Result - A Patriot Missile Battery in Saudi Arabia fails to intercept an incoming Iraqi SCUD. The missile destroyed an American Army barracks, killing 28 soldiers and injuring around 100 other people.
#1 World War III… Almost (1983)
Have you ever seen the movie War Game? Nobody knew at the time how very close this movie mimicked a real life near-disaster in the same year. In 1983, Soviet early warning satellites picked up sunlight reflections off cloud-tops and mistakenly interpreted them as missile launches in the United States. Software was in place to filter out false missile detections of this very nature, but a bug in the software let the alerts through anyway. The Russian system instantly sent priority messages up saying that the United States had launched five ballistic missiles. Protocol in such an event was to respond decisively, launching the entire soviet nuclear arsenal before any US missile detonations could disable their response capability. The duty officer for the system, one Lt Col Stanislav Petrov, intercepted the messages and flagged them as faulty, stopping the near-apocalypse. He claimed that he had a “funny feeling in my gut” about the attack, and reasoned if the U.S. was really attacking they would launch more than five missiles.
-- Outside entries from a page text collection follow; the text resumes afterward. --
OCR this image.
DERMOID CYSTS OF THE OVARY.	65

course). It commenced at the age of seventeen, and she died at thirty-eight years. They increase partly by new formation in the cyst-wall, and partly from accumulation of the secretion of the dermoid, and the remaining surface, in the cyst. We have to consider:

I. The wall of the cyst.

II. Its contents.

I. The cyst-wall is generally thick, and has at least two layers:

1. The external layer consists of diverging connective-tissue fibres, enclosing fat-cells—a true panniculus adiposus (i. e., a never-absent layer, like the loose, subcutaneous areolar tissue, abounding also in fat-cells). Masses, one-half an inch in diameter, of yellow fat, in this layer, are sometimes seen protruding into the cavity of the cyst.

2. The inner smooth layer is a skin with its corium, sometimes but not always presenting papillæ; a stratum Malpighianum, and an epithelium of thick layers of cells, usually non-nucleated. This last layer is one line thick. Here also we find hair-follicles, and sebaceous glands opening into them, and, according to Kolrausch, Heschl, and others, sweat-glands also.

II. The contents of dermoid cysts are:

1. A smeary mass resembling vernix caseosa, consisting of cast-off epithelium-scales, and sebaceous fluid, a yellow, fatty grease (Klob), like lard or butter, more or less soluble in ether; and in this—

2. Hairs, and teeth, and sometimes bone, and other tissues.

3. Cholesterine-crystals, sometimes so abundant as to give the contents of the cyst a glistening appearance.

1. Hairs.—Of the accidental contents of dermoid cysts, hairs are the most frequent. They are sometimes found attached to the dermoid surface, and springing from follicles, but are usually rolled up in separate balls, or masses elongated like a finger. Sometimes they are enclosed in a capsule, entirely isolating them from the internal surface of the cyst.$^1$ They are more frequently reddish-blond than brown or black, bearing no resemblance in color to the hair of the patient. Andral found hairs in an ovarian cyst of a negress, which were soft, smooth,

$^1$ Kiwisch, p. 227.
Result - Thankfully nothing. However, the world was literally minutes away from “Global Thermal Nuclear War”. Any retaliatory missile launched by the Soviets would have triggered a like response from the U.S., eventually leading to a total launch of all systems from both sides. (Like W.O.P.R., I would have much preferred a nice game of chess…)
Honorable Mention #1 - LA Airport Flights Grounded (2007)
A single faulty piece of embedded software, on a network card, sends out faulty data on the United States Customs and Border Protection network, bringing the entire system to a halt. Nobody is able to leave or enter the U.S. from the LA Airport for over eight hours.
Result - Over 17,000 planes grounded for the duration of the outage
Honorable Mention #2 - The Ping of Death (1995)
A lack of error handling in the IP fragmentation reassembly code makes it possible to crash many Windows, Macintosh, and Unix operating systems by sending a malformed “ping” packet from anywhere on the Internet.
Result - The blue screen of death and giggling teenage hackers all over the nation.